The letter further stated that the IMF considered it "very important that the House now passes the bill without further delay (before the end of the year)."
Rosales said Rodlauer's letter to Fuentebella was an insult not only to the energy committee chairman but to the entire chamber.
She said lawmakers are answerable to the people who elected them and who will judge them in next year's elections, not to the IMF or any international lending institution.
"The House is not a rubber stamp to approve what some government functionaries promise the IMF," added the sectoral lawmaker who counts herself with the opposition bloc in the House.
She also lambasted Rodlauer's implicit threat that the IMF would withhold financial assistance to the Philippines should there be further delay in the passage of the power sector restructuring measure, which would pave the way for the privatization of the National Power Corp. (Napocor).

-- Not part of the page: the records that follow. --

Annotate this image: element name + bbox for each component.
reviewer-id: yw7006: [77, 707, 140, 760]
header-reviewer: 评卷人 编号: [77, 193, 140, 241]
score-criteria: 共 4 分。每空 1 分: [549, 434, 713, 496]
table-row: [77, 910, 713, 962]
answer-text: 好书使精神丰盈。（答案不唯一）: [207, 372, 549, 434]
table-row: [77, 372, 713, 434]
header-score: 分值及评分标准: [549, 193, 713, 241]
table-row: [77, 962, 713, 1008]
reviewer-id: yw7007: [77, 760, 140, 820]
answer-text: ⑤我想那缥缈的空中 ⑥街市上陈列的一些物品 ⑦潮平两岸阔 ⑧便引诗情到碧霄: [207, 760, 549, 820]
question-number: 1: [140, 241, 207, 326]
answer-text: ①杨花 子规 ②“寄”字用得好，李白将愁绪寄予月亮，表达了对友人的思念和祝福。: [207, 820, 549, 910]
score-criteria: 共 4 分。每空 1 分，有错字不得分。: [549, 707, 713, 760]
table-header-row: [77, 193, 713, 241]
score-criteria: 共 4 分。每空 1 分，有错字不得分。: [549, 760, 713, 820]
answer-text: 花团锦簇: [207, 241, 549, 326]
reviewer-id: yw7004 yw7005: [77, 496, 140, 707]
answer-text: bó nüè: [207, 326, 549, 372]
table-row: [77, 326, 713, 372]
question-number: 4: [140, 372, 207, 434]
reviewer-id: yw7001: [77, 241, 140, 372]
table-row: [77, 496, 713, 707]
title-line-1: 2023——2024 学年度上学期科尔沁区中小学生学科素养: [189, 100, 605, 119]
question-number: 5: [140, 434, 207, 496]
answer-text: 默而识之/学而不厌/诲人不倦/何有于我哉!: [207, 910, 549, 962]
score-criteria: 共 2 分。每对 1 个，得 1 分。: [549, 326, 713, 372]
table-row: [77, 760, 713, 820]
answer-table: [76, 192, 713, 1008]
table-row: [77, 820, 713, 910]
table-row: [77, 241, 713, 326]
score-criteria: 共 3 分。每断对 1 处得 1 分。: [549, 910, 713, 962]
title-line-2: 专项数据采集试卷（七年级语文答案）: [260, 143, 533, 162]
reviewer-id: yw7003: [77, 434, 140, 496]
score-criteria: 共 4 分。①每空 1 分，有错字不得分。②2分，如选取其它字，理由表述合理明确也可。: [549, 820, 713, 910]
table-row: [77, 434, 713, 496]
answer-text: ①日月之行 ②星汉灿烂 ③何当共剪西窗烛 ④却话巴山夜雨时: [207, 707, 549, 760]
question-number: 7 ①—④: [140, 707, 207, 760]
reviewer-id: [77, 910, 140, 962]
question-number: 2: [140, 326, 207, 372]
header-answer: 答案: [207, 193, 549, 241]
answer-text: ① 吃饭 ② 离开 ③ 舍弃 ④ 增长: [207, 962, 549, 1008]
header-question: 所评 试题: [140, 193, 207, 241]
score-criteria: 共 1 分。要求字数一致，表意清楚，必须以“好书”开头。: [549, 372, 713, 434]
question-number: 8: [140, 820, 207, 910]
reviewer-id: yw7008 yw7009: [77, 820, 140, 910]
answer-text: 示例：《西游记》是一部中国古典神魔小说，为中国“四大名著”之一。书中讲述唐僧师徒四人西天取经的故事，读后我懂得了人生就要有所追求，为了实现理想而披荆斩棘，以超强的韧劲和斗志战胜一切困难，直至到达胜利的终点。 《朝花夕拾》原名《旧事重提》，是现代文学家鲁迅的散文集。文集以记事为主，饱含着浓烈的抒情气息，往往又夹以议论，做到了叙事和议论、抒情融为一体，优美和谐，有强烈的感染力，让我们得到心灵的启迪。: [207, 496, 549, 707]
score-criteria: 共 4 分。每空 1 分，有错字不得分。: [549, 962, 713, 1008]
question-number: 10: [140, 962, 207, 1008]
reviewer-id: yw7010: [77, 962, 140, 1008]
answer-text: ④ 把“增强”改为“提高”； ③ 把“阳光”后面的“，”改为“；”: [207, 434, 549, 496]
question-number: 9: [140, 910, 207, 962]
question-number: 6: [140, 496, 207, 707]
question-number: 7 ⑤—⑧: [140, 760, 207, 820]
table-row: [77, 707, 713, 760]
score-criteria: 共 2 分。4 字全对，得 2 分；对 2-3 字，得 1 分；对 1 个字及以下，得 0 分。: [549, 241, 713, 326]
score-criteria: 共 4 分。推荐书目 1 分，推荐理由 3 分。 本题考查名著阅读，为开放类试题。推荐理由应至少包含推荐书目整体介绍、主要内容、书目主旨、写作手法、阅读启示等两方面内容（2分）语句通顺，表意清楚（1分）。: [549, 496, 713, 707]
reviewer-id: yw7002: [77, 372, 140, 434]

"There is a term for this. They call it pure and simple blackmail --blackmail of the vilest, lowest and cheapest kind," she said.
She informed her colleagues that the Asian Development Bank has recently given the Department of Energy a $700,000 grant for the conduct of a study on how consumers would be affected by the sale of Napocor.
"Thus, it would be logical that we wait for the results of this study first, before rushing into the dark," she said.
Passage of the power measure has run into delays largely because of objections raised by many opposition and administration congressmen who claim that the proposed reforms would only result in more power cartels and higher electricity cost for consumers.
Earlier, former senator and now Rep. Ernesto Herrera (LAMP, Bohol) criticized the restructuring measure's authors and sponsors for wanting to socialize "stranded costs" (referring to Napocor's P600 billion loans) and "privatize profits."
He said without its loans, the bulk of which would be assumed by consumers under the bill, Napocor would be earning at least P3 billion a year in clean profits.
"That is the kind of money that makes prospective buyers (of Napocor) salivate," he said.